Conclusion: Because of the rarity of this disease, combining clinical, radiological and histopathological methods as well as an MDT approach can help to reach the correct final diagnosis. As demonstrated in this clinical case, it is crucial to perform immunohistochemistry of a liver biopsy to confirm a HEHE diagnosis.

Learning points: Hepatic epithelioid hemangioendothelioma is a rare vascular tumour that is often misdiagnosed and mismanaged.This case emphasises the critical importance of interdisciplinary teamwork and the use of non-invasive and invasive techniques to achieve a definitive diagnosis.
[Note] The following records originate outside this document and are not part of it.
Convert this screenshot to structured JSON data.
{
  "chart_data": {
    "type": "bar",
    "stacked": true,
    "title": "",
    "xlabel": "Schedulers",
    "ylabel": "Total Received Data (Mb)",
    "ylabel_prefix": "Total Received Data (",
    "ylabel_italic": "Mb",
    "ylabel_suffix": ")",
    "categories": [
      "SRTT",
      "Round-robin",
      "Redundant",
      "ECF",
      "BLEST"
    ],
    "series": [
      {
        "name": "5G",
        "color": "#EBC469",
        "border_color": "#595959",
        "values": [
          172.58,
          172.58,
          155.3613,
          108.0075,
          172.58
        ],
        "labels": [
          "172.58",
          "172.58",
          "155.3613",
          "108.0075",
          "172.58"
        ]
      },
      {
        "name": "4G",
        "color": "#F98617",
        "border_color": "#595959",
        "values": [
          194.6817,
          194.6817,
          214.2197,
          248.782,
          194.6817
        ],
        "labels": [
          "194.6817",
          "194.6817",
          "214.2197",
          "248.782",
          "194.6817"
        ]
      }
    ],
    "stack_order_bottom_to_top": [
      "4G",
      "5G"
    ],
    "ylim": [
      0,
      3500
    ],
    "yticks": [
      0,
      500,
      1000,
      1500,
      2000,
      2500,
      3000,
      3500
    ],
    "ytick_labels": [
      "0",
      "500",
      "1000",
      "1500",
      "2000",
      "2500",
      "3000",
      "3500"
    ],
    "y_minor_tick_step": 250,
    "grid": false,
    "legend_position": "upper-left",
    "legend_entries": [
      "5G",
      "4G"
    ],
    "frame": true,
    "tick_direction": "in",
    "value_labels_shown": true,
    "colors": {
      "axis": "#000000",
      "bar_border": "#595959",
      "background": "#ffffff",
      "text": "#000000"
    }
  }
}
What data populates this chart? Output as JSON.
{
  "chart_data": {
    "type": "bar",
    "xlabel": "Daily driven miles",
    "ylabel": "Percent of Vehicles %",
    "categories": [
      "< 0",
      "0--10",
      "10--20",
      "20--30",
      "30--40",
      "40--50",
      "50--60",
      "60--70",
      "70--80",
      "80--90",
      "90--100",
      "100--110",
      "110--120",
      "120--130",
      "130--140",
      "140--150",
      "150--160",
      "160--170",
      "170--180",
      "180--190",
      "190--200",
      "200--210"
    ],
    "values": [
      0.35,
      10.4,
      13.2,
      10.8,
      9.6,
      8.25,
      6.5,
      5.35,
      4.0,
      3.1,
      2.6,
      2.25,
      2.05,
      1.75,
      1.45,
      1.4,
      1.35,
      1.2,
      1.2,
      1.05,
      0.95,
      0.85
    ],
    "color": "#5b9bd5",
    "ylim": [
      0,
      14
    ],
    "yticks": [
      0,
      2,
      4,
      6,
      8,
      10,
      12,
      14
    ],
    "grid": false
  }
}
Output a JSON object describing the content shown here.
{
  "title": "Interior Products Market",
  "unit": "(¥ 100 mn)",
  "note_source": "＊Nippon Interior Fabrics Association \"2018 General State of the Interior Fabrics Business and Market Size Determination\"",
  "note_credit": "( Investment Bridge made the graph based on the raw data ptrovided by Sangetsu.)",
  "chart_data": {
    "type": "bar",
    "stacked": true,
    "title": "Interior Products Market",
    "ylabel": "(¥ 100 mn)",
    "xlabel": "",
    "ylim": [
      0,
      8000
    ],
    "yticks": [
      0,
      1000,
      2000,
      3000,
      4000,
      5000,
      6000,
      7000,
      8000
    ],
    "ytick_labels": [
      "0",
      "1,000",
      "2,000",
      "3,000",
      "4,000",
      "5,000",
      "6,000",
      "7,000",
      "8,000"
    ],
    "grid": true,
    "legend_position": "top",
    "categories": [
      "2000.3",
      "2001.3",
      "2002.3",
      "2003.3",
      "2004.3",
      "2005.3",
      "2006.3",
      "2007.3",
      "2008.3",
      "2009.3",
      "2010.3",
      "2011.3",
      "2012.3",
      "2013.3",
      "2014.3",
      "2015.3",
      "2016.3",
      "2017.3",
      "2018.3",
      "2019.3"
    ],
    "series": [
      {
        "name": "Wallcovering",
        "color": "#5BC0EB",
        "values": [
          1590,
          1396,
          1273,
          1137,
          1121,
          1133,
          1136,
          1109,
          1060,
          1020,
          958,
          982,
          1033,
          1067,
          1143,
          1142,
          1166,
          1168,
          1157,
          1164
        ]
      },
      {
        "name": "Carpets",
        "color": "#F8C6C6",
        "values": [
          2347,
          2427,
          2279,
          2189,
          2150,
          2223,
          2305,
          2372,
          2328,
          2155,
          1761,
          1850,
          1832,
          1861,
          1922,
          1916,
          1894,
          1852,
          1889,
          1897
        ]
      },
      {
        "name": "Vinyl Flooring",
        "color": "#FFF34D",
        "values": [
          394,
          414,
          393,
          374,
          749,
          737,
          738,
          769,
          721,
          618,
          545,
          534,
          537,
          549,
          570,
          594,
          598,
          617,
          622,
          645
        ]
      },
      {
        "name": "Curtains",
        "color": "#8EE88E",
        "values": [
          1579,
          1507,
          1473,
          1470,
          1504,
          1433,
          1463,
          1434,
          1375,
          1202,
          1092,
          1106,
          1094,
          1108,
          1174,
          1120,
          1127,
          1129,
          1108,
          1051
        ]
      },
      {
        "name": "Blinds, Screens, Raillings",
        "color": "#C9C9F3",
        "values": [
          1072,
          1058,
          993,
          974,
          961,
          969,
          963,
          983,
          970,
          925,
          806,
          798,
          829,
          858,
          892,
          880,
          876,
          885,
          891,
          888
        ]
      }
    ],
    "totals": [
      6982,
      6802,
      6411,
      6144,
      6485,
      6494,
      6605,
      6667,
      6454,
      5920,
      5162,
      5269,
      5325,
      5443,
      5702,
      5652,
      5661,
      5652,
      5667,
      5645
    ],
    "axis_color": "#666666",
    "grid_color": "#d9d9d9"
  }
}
Keywords: Hepatic epithelioid hemangioendothelioma; liver biopsy; vascular tumour.

Figure 1

Representative photomicrographs of hepatic epithelioid haemangioendothelioma. Tumour consisted of cords and nests of epithelioid cells in densely hyalised stroma. Tumour cells have moderate amounts of eosinophilic cytoplasm and round nuclei with some nucleoli. The tumour cell showed moderate cellular atypia. The mitotic index was 3 mitosis/10 high-powered fields. Haematoxylin-eosin staining: A) optical microscope (OM) magnification ×40; B) OM magnification ×100; C) OM magnification ×200; D) OM magnification ×400.

Figure 2

Representative photomicrographs of hepatic epithelioid haemangioendothelioma. Immunohistochemical staining method, CD31 staining. The tumour cells were diffusely and strongly CD31 positive. OM magnification ×200.

Figure 3

Representative photomicrographs of hepatic epithelioid haemangioendothelioma. Immunohistochemical staining method, CD34 staining. The tumour cells were diffusely CD34 positive. OM magnification ×200.

Figure 4

Magnetic resonance imaging shows multiple nodules with a poorly vascularised periphery and an avascular central part.

Figure 5

Contrast-enhanced ultrasound shows liver S7 nodule which accumulates contrast media isovascularly to the liver parenchyma, and with a markedly hypovascular/avascular central part.